Have the dollars been wisely spent? British insiders sadly recalled the wrath of Lord Keynes when he returned from negotiating the Washington loan and learned of commitments Britain had made. These included exchange arrangements with France, Belgium and Denmark, credits to Greece, help for the British zone in Germany. Keynes stormed that these were "Foreign Office frivolities," which would fritter away too many dollars. He scolded: "The Foreign Office must learn that we have become a poor nation and must cut our foreign policy accordingly. It is useless to have grandiose ideas that we cannot afford to put into operation . . . and our first duty to ourselves and to the world is to safeguard our solvency." They were his last words of advice; he died soon after.

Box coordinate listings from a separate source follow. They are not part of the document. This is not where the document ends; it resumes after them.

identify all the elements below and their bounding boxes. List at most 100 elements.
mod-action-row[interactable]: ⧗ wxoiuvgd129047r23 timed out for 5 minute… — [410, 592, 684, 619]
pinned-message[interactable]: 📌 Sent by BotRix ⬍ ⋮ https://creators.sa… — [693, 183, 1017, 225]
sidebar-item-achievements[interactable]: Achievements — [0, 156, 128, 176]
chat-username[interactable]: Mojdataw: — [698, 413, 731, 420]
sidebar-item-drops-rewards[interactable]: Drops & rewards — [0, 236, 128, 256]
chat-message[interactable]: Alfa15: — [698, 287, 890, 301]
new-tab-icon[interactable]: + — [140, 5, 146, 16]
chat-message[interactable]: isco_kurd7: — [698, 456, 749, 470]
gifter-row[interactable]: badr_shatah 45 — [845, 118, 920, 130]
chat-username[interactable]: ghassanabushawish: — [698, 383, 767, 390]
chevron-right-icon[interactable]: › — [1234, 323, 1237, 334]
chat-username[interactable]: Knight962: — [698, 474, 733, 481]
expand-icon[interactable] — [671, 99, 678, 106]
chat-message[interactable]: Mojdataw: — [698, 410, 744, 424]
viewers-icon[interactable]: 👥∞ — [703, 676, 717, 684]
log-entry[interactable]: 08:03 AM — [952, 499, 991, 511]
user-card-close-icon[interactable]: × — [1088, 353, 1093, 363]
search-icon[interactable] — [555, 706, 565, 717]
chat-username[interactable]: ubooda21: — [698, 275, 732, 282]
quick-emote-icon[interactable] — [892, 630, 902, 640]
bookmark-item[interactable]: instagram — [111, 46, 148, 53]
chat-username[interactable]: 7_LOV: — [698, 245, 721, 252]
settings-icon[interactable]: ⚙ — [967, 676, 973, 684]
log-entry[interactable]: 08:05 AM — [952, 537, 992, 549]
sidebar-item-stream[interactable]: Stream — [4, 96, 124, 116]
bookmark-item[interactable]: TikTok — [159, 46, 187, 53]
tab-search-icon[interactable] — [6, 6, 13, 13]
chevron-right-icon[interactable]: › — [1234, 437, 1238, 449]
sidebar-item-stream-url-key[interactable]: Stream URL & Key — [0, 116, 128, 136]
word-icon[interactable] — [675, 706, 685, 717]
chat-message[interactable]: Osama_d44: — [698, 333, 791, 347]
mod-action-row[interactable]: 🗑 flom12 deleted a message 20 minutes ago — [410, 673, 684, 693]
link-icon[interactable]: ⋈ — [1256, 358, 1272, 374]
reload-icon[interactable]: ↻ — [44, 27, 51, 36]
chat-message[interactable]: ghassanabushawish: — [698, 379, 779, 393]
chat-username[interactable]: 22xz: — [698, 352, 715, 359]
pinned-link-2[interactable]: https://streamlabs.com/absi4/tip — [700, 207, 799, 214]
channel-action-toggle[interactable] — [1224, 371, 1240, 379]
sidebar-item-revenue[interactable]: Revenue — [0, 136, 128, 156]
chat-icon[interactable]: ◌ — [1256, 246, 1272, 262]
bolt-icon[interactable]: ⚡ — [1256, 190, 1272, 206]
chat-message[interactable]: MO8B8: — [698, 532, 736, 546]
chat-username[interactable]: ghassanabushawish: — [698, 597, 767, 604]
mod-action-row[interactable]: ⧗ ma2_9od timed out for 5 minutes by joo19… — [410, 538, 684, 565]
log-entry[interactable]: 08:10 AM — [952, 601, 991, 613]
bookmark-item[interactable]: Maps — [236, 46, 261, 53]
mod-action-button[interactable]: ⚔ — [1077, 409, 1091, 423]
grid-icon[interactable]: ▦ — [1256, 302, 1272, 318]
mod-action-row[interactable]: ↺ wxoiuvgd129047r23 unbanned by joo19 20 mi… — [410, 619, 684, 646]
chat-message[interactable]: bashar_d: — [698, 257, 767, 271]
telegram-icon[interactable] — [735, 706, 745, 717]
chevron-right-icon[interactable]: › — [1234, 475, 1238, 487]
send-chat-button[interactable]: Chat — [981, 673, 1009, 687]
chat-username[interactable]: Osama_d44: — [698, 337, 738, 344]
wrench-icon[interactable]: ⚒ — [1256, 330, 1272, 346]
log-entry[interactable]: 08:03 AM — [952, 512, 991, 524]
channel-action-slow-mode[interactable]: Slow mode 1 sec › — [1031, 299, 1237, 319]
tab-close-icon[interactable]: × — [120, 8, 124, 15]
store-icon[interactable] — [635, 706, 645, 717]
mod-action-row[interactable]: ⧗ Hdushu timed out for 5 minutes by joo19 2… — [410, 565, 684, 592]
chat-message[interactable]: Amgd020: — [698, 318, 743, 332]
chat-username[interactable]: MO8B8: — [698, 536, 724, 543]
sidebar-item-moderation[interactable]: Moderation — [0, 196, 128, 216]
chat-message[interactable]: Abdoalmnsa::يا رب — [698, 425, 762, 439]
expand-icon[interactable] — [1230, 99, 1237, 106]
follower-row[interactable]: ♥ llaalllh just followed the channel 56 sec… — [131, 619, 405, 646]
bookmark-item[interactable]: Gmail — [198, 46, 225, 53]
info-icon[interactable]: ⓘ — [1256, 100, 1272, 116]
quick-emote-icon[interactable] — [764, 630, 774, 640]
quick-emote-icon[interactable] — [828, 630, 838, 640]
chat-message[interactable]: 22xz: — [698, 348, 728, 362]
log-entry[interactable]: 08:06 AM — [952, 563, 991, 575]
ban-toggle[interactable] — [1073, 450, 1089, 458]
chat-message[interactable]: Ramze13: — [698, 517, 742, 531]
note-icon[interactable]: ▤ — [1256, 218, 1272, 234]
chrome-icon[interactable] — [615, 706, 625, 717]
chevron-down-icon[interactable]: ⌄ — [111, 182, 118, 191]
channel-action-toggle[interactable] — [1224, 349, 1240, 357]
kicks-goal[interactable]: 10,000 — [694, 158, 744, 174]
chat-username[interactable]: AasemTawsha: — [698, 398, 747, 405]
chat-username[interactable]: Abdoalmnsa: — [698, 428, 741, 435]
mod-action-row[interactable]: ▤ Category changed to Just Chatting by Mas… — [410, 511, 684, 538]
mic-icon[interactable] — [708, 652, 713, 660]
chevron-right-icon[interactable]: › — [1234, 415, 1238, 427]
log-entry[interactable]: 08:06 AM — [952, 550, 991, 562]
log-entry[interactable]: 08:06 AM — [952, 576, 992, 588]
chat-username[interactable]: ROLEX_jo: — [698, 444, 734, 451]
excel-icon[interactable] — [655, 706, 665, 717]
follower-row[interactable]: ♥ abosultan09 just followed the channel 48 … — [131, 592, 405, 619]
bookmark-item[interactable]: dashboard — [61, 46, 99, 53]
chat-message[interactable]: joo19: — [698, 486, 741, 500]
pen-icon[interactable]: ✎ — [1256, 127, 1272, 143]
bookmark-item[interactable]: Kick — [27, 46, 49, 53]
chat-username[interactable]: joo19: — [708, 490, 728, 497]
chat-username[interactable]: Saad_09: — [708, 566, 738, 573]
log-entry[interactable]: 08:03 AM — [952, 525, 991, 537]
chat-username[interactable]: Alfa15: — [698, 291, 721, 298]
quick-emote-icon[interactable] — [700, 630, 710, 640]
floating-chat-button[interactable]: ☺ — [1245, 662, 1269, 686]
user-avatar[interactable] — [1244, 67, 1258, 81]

Down: Dollars & Exports. Last week the results of some "follies" were officially recognized. Austere Sir Stafford Cripps's Board of Trade confirmed that the bulk of Britain's exports have been going to nations inside the sterling bloc. The balance of payments with "hard money" countries (the U.S., Canada, Switzerland) is more unfavorable than was calculated a year ago. The hard fact is that Britain has sold too little in the "hard money" markets (only about 14% of her exports), while buying heavily (about half of her imports) in those markets. A sore point in her U.S. buying: prices went up about 31% in 1946. That is why Sir Stafford keeps urging: "Save dollars."
Almost 30% of her 1946 American imports had been in tobacco and Hollywood --a statistic which portended more austerity. Most of the rest of Britain's loan spending had gone into food and other consumer items instead of into the stuff out of which real economic recovery could be built--steel, industrial raw materials, machinery.
As a result, Britain was far short of her export goal (175% of her 1938 average). The export drive, off to a brave start, reached 120% of the 1938 average last July, then leveled off to 117%. But in December it slumped to 103%.
The coal shortage, prime factor in most of Britain's troubles, was mostly to blame in December. Last week the Cabinet discussed employing displaced Poles already in Britain, to work the man-short mines.
Discussion of another proposal revealed the vicious circle of reasoning underlying the whole manpower shortage debate. When some repatriated Italian prisoners of war indicated that they would like to return to Britain and work on the farms, the semi-official objection was that Britain's food shortage was so grave that the nation could not take responsibility for feeding extra mouths. In fact, importation of foreign labor was political dynamite because labor's rank & file jealously opposed it. The alternative--a deep cut in the Armed Forces and Auxiliaries (1,510,000 men & women)--would mean a serious shrinkage in Britain's foreign prestige and policy.
Gloom Week was clearly a turning point for the Laborite Government. Now it would have to face decisions that would change its role from labor's protector to labor's prodder. Clement Attlee's regime was in for a hot time in the next few weeks, not only from the Loyal Opposition but also from the ranks of labor, on whose loyalty it depends.